It was Varric’s idea for Ellana to start the vineyard. The soil is amiable. Rich, brown globs that took vines gladly. She likes the harvest most when she participates in crushing grapes beneath her feet, a steady squelching sound that overpowers the ever-present reminder that the next crop will certainly outlive her. 

Her body is brittle. She's tired easily. For a few years after Solas fell, she regained a little energy. It hasn't been the decade she'd hope for, but Ellana is glad for the extra time. She knows by the way it hurts to get out of bed in the morning it will be any day now. 

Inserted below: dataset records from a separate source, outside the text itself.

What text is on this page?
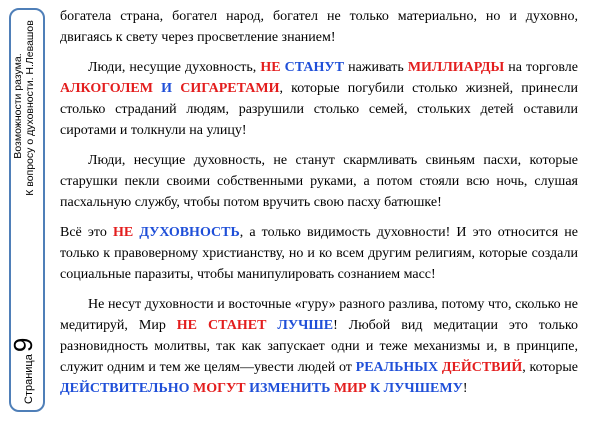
Возможности разума. К вопросу о духовности. Н.Левашов
Страница9

богатела страна, богател народ, богател не только материально, но и духовно, двигаясь к свету через просветление знанием!

Люди, несущие духовность, НЕ СТАНУТ наживать МИЛЛИАРДЫ на торговле АЛКОГОЛЕМ И СИГАРЕТАМИ, которые погубили столько жизней, принесли столько страданий людям, разрушили столько семей, стольких детей оставили сиротами и толкнули на улицу!

Люди, несущие духовность, не станут скармливать свиньям пасхи, которые старушки пекли своими собственными руками, а потом стояли всю ночь, слушая пасхальную службу, чтобы потом вручить свою пасху батюшке!

Всё это НЕ ДУХОВНОСТЬ, а только видимость духовности! И это относится не только к правоверному христианству, но и ко всем другим религиям, которые создали социальные паразиты, чтобы манипулировать сознанием масс!

Не несут духовности и восточные «гуру» разного разлива, потому что, сколько не медитируй, Мир НЕ СТАНЕТ ЛУЧШЕ! Любой вид медитации это только разновидность молитвы, так как запускает одни и теже механизмы и, в принципе, служит одним и тем же целям—увести людей от РЕАЛЬНЫХ ДЕЙСТВИЙ, которые ДЕЙСТВИТЕЛЬНО МОГУТ ИЗМЕНИТЬ МИР К ЛУЧШЕМУ!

The idea should trouble her, but it doesn’t. Ellana is stupidly happy to live out her final days in obscurity. A finality that the new hero had been happy to give her—along with the funds to do whatever she wants. There’s a sense of justice to her in disappearing. What remains of the Inquisition would say it is fitting punishment. Mostly, Ellana thinks she deserves the option. 

Only Varric comes to see her now at her plain white plaster house at the edge of an inland forest. She expects it to be too painful for the others. Dorian, once her closest friend, is still angry that it was Ellana there for Bull’s last moments and not him. It's the only thing she regrets. 

Most of the land has been cleared except for the ring of trees around her porch. It had hurt a little to cut down the largest oaks that the elves planted before Halamashiral, but if Ellana’s learned anything in her too-brief life it's that nothing should last forever. 

The past is the past. Her present is a lot easier. Ellana doesn’t do much except trudge along with the vineyard workers and offer her a single hand to assist when and where she can. At night she likes to sit quietly on her porch and watch fireflies gather. Everyone is very polite and giving to her. She tries to make it easy. Easy enough for them to ignore her eccentric habits. 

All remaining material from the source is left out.